Lüdenscheid - Wir fordern nach wie vor die barrierefreie VHS“, betont Monika Schwanz, stellvertretende Vorsitzende der Interessenvertretung für Menschen mit Behinderungen. Damit skizziert sie eines der Themen, die bei der jüngsten Sitzung auf der Tagesordnung standen.

Denn das geplante Bürgerbegehren für den VHS-Verbleib in der Innenstadt wendet sich gegen das Hauptanliegen der Interessenvertretung: die Inklusion. Und dazu gehört ganz selbstverständlich natürlich auch die Barrierefreiheit. Die allerdings sei in den derzeitigen VHS-Räumen nicht herzustellen.

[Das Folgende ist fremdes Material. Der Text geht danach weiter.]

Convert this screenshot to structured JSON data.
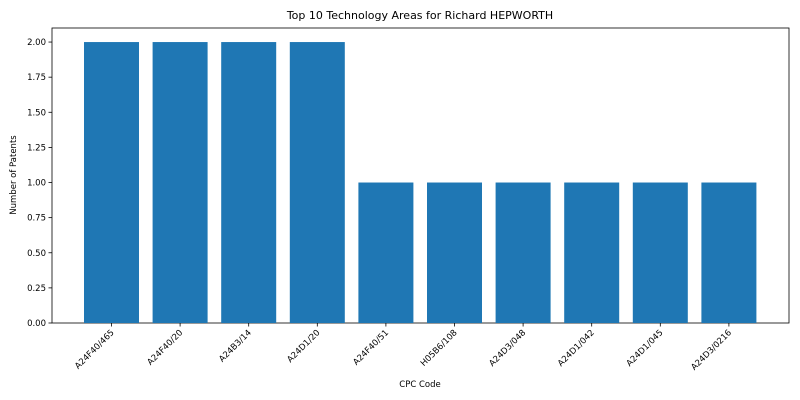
{
  "chart_data": {
    "type": "bar",
    "title": "Top 10 Technology Areas for Richard HEPWORTH",
    "xlabel": "CPC Code",
    "ylabel": "Number of Patents",
    "categories": [
      "A24F40/465",
      "A24F40/20",
      "A24B3/14",
      "A24D1/20",
      "A24F40/51",
      "H05B6/108",
      "A24D3/048",
      "A24D1/042",
      "A24D1/045",
      "A24D3/0216"
    ],
    "values": [
      2,
      2,
      2,
      2,
      1,
      1,
      1,
      1,
      1,
      1
    ],
    "ylim": [
      0,
      2.1
    ],
    "yticks": [
      "0.00",
      "0.25",
      "0.50",
      "0.75",
      "1.00",
      "1.25",
      "1.50",
      "1.75",
      "2.00"
    ],
    "grid": false,
    "bar_color": "#1f77b4"
  }
}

„Wir werden auf jeden Fall nochmal an die Stadt herantreten“, kündigte Monika Schwanz als Stellvertreterin des ehrenamtlichen Behindertenbeauftragten Klaus-Martin Pandikow an.

Weiteres wegweisendes Sitzungsthema war die Entscheidung, den nächsten Aktionstag am 26. April im Stern-Center durchzuführen. Das bringe eine Menge Veränderungen mit sich, hieß es, berge aber auch ganz andere Chancen und Möglichkeiten. „Wir brauchen ein völlig neues Konzept“, betont Monika Schwanz. Man müsse die Öffnungszeiten des Centers bedienen und wolle weg von vielen Einzelvorstellungen. Statt dessen sucht man ein Rahmenprogramm und will Lüdenscheids Angebote für Menschen mit Behinderungen kompakter präsentieren.

Schließlich nutzte noch der Sozialverband VDK mit seinen Ortsverbänden Lüdenscheid und Rahmede die Möglichkeit zu einer Kurzvorstellung.